Sounds more like the Blue Dogs.

She spoke of the DNC’s “better message” (I guess that means “Socialism: it’s good for what ails you!”) and sang the praises of Dean’s 50-state strategy that dramatically revitalized the party and facilitated Obama’s election.

And I don’t claim to have my finger on the pulse of the American public any better than the next mom, but I sure as heck think I have a better idea of what average people not infatuated with Obama think.
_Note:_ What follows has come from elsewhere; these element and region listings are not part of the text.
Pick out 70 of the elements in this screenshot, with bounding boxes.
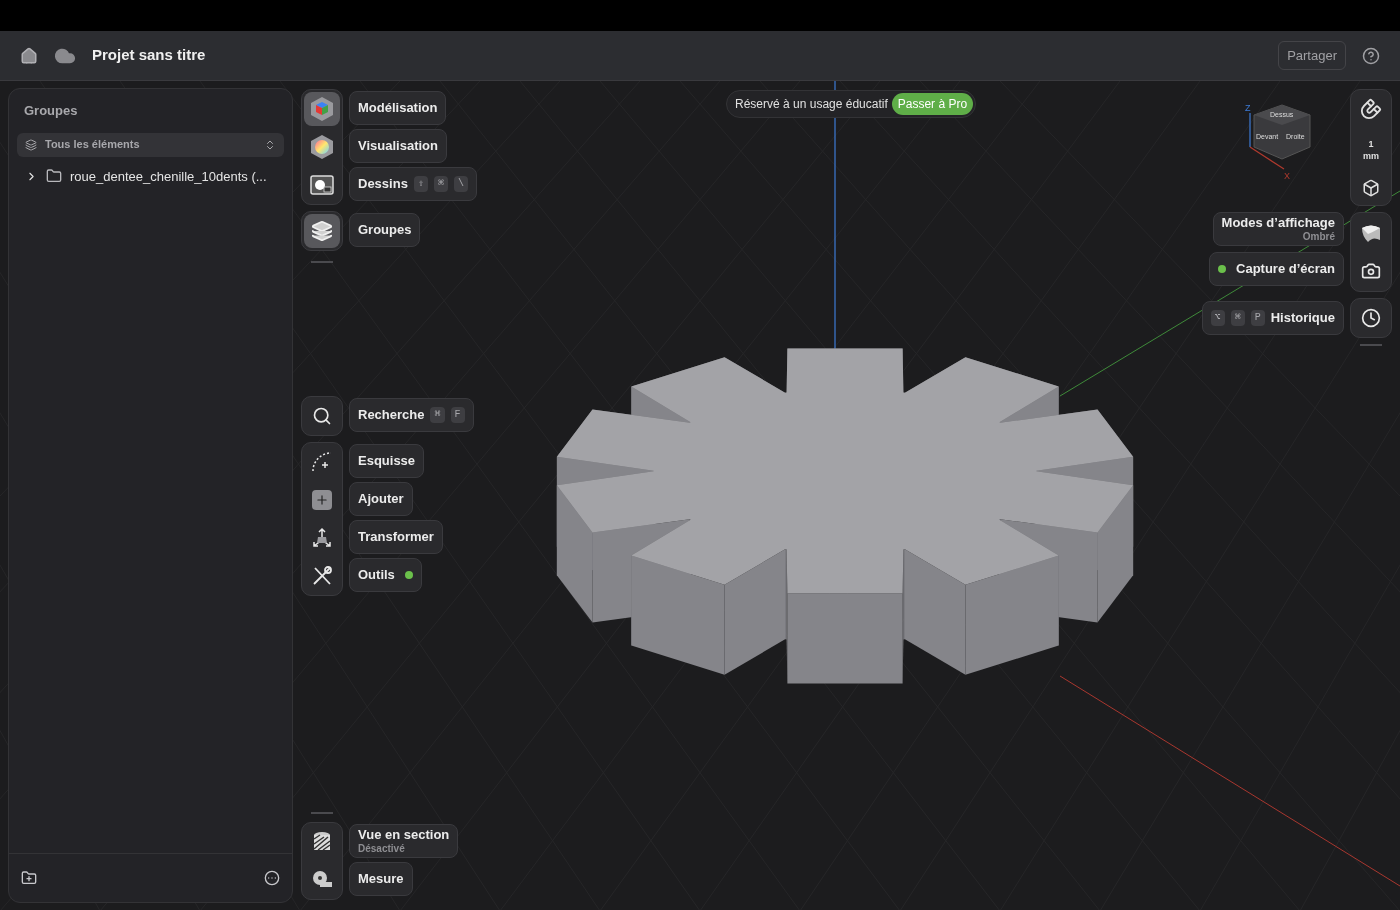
add-icon (312, 490, 332, 510)
share-button[interactable]: Partager (1278, 40, 1346, 71)
drawing-sheet-icon (310, 175, 334, 195)
layers-icon (311, 220, 333, 242)
tool-name: Ajouter (358, 491, 404, 507)
tool-label[interactable]: Modes d’affichage Ombré (1212, 212, 1344, 246)
home-icon[interactable] (20, 46, 38, 65)
tool-label[interactable]: Esquisse (349, 444, 425, 478)
shortcut-key: ⌘ (1230, 310, 1245, 326)
tool-label[interactable]: Groupes (349, 213, 421, 247)
banner-text: Réservé à un usage éducatif (735, 96, 888, 113)
camera-icon (1361, 261, 1381, 281)
axes-cube-icon[interactable] (1362, 179, 1380, 197)
tool-status: Ombré (1302, 231, 1335, 243)
snap-unit[interactable]: mm (1363, 149, 1379, 162)
tool-name: Transformer (358, 529, 434, 545)
filter-select[interactable]: Tous les éléments (17, 132, 284, 157)
tool-name: Outils (358, 567, 395, 583)
tool-name: Modes d’affichage (1221, 215, 1335, 231)
tool-status: Désactivé (358, 843, 405, 855)
tree-item[interactable]: roue_dentee_chenille_10dents (... (9, 162, 292, 190)
tape-measure-icon (311, 870, 333, 890)
tool-label[interactable]: Visualisation (349, 129, 447, 163)
shortcut-key: F (450, 407, 465, 423)
tool-label[interactable]: Outils (349, 558, 422, 592)
x-axis-label: X (1284, 171, 1290, 181)
section-cylinder-icon (312, 831, 332, 853)
tool-label[interactable]: ⌥ ⌘ P Historique (1201, 301, 1344, 335)
clock-icon (1361, 308, 1381, 328)
transform-arrows-icon (311, 527, 333, 549)
panel-title: Groupes (23, 102, 79, 120)
tool-name: Recherche (358, 407, 425, 423)
colored-cube-icon (310, 96, 334, 122)
shortcut-key: ⌘ (433, 176, 448, 192)
tool-label[interactable]: Ajouter (349, 482, 413, 516)
z-axis-label: Z (1245, 103, 1251, 113)
help-icon[interactable] (1362, 46, 1380, 65)
tool-label[interactable]: Modélisation (349, 91, 447, 125)
folder-icon (46, 168, 62, 185)
tool-name: Capture d’écran (1236, 261, 1335, 277)
shortcut-key: P (1250, 310, 1265, 326)
layers-icon (25, 138, 37, 151)
tool-name: Visualisation (358, 138, 438, 154)
wrench-screwdriver-icon (311, 565, 333, 587)
view-cube[interactable] (1253, 104, 1311, 160)
shortcut-key: \ (453, 176, 468, 192)
shortcut-key: ⌘ (430, 407, 445, 423)
shortcut-key: ⌥ (1210, 310, 1225, 326)
tool-name: Modélisation (358, 100, 438, 116)
project-title[interactable]: Projet sans titre (92, 44, 206, 67)
tool-label[interactable]: Vue en section Désactivé (349, 824, 459, 858)
tool-label[interactable]: Recherche ⌘ F (349, 398, 474, 432)
updown-icon (264, 138, 276, 151)
search-icon (312, 406, 332, 426)
tool-name: Groupes (358, 222, 412, 238)
tool-name: Mesure (358, 871, 404, 887)
tool-name: Historique (1270, 310, 1335, 326)
magnet-icon[interactable] (1360, 98, 1382, 120)
tool-name: Dessins (358, 176, 408, 192)
tool-label[interactable]: Dessins ⇧ ⌘ \ (349, 167, 477, 201)
tool-name: Esquisse (358, 453, 416, 469)
tool-label[interactable]: Capture d’écran (1209, 252, 1344, 286)
more-icon[interactable] (264, 870, 280, 886)
tool-name: Vue en section (358, 827, 450, 843)
color-wheel-icon (310, 134, 334, 160)
shortcut-key: ⇧ (413, 176, 428, 192)
snap-value[interactable]: 1 (1368, 137, 1374, 150)
tool-label[interactable]: Transformer (349, 520, 443, 554)
tool-label[interactable]: Mesure (349, 862, 413, 896)
new-folder-icon[interactable] (21, 870, 37, 886)
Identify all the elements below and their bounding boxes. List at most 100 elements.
I think they’re ready to vote.

I can’t wait for November.  And it looks like there are more out there like me than her.  Via The Weekly Standard, How Bad Could 2010 Really Get For Democrats?

So how bad could 2010 get for the Democrats? Let me say upfront that I tend to agree with analysts who argue that if we move into a “V”-shaped recovery and President Obama’s job approval improves, Democratic losses could be limited to twenty or twenty-five seats.

That said, I think those who suggest that the House is barely in play, or that we are a long way from a 1994-style scenario are missing the mark. A 1994-style scenario is probably the most likely outcome at this point. Moreover, it is well within the realm of possibility – not merely a far-fetched scenario – that Democratic losses could climb into the 80 or 90-seat range. The Democrats are sailing into a perfect storm of factors influencing a midterm election, and if the situation declines for them in the ensuing months, I wouldn’t be shocked to see Democratic losses eclipse 100 seats

Consider that Democrats typically lead in the generic ballot, even if they do not gain control of Congress. In 2004, for example, Democrats led Republicans in 63 out of 72 generic ballot tests taken that year. Yet Republicans picked up a handful of seats in 2004 and won the popular vote by three points.

This year, five different polling companies have put Republicans in the lead for the generic ballot in the last two weeks alone – one reason why Michael Barone calls this the worst polling environment for Democrats “during my 50 years of following politics closely.” The RCP Average has Republicans leading Democrats by 2.8 points on the generic ballot test. That should equate roughly to a 225-seat Republican majority (Republicans won the national vote by 5 points in 1994), which would almost represent a 50-seat pickup.

But many of these polls survey registered voters. Polling among likely voters, such as Rasmussen Reports, shows Republicans up by about 8-10 points, which would probably represent a seventy-seat pickup.

Read the rest.  More on the DNC staffer to come once pjToddler and I arrive home safely.

Typo o’ the day

Try not to giggle. Ben Smith of Politico regarding Rep. Kendrick Meek (Democrat Socialist) in Florida’s Senate race:

Meek is often seen as a relatively week nominee and hasn’t gotten much attention amid the hard fought Republican primary.

The article from which the spellcheck-won’t-always-save-you-oopsie is taken is, however, a worthy read and rather illuminating regarding the whispers of a Rubio for President run.  Unlike my Petraeus fears, Rubio has a record.  A solid one.  And our Dear Leader eliminated the use of relative youth or inexperience as arguments against a Rubio run.